Ayrıca belirtmek gerekir ki; bu seçeneğin kabulü için ebeveynlerin her ikisinin de çalışıyor olması gerekir. Bu nedenle kısmi çalışma talebinde bulunan işçinin talebine ek olarak eşinin çalıştığı dair belgeyi eklemek zorundadır. Bu şartın istisnaları olarak;

– Ebeveynlerden birinin sürekli bakım ve tedavisini gerektiren bir hastalığının olması ve bu hastalığın tam teşekküllü hastane ya da üniversite hastanesinden alınacak doktor raporuyla belgelendirilmesi,

–  Velayetin mahkemece eşlerden birine verilmesi hâlinde çocuğun velayetine sahip ebeveynin talepte bulunması,

– Üç yaşını doldurmamış bir çocuğun münferiden evlat edinilmesi halleri belirlenmiştir. Buna göre bu şartların varlığı halinde her iki eşin de çalışma şartı aranmayacak ve işçi kısmi çalışma talebinde yine de bulunabilecektir.

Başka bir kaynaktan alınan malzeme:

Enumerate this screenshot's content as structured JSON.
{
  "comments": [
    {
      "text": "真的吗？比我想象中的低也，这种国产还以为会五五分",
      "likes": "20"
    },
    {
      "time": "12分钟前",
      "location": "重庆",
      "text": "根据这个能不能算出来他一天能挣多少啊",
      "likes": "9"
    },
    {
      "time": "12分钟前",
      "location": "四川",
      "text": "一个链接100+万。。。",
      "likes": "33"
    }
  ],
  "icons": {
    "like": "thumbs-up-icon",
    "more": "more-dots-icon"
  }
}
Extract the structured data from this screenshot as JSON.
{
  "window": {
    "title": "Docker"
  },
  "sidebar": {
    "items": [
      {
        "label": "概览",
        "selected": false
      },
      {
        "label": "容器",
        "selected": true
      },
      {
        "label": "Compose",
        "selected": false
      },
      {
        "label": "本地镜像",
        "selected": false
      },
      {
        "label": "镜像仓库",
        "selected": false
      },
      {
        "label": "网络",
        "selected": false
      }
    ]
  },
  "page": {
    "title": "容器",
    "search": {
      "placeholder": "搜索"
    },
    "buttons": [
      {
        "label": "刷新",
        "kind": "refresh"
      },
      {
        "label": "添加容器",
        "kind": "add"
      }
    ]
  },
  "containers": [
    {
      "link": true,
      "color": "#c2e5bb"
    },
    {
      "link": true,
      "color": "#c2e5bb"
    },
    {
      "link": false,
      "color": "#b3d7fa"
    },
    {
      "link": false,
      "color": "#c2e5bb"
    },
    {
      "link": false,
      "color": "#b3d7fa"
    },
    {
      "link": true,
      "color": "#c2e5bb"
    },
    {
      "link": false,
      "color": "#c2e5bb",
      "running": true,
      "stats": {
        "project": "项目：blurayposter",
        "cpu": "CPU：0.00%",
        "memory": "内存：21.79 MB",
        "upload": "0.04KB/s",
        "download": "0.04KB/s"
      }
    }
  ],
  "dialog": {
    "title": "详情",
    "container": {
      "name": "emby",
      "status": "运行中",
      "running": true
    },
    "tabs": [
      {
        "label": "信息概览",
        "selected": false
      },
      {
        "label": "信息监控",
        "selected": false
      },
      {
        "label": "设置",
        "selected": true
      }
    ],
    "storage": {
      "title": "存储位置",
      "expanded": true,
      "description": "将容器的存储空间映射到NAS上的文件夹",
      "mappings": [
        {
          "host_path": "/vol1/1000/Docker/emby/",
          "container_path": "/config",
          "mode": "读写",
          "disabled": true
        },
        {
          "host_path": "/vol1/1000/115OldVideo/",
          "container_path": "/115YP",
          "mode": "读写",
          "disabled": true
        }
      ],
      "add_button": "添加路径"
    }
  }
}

Burada belirtmek gerekir ki; kısmi süreli çalışma talebi şartları, sadece başvuru sırasında aranmaktadır. İşçinin eşi kısmi çalışma talebinde çalışıyorsa ve kısmi süreli çalışma devam ederken şartların varlığı ortadan kalktığında dahi kısmi çalışmaya dair hak devam edebilecektir.

Tüm bu şartları sağlayan işçinin usule uygun talebi işverene ulaştıktan sonra ise işverenin en geç bir ay içinde bu talebi yazılı olarak karşılaması gerekmektedir. İşveren tarafından Yönetmelik’de belirlenen süre içinde talebe cevap vermemesi halinde talep yine de işçinin dilekçesinde belirttiği tarihte ve bu tarihi takip eden ilk iş gününden itibaren geçerlilik kazanacaktır.

Kısmi çalışma talebi ile ilgili Yönetmelik’in açıkça düzenlediği bir diğer husus ise; işçinin kısmi çalışma talebinde bulunması ve bu şekilde çalışma edimini yerine getirmesi halinde işverene hiçbir şekilde geçerli bir fesih hakkı vermeyecektir.

Yönetmelik’in 12. Maddesinde ise “Kısmi Süreli Çalışma Yapılabilecek İşler” başlığı ile belirli iş kolları ve iş koşulları sayılarak bu iş ve koşullarda işverenin uygun bulması halinde kısmi süreli çalışma yapılabileceği düzenlenmiştir. Sıralamak gerekir ise;

  • Özel sağlık kuruluşlarında ilgili mevzuat uyarınca mesul müdür, sorumlu hekim, laboratuvar sorumlusu ve sağlık hizmetinden sayılan işlerde tam zamanlı çalışması öngörülenler tarafından yerine getirilen işlerde,
  • Nitelikleri dolayısıyla sürekli çalıştıkları için durmaksızın birbiri ardına postalar hâlinde işçi çalıştırılarak yürütülen sanayiden sayılan işlerde,
  • Nitelikleri dolayısıyla bir yıldan az süren mevsimlik, kampanya veya taahhüt işlerinde,
  • İş süresinin haftanın çalışma günlerine bölünmesi suretiyle yürütülmesine nitelikleri bakımından uygun olmayan işlerde, işverenin uygun bulması hâlinde yapılabilir.

Yukarıda sayılmayan işlerde ise işverenin uygun bulma şartı aranmaksızın kısmi süreli çalışma yapılabilecektir.

Son olarak işçi, kısmi süreli çalışmadan tam süreli çalışmaya dönmek isteyebilir. Bu durumda işçi yine işverene en az bir ay önce yazılı olarak talebini bildirmelidir. İşçi bu talepte bulunduktan sonra bir daha aynı çocuk için kısmi süreli çalışma talep edemeyecektir.

Tüm bu açıklamalar ile görülmektedir ki; mevzuattaki düzenlemeler ile aile birliğini temel alarak işçinin doğum yapmasından sonraki işçi işveren uyuşmazlıklarının önüne geçebilmek için hem anneye hem babaya hem de işverene belirli şartlar sunmuştur.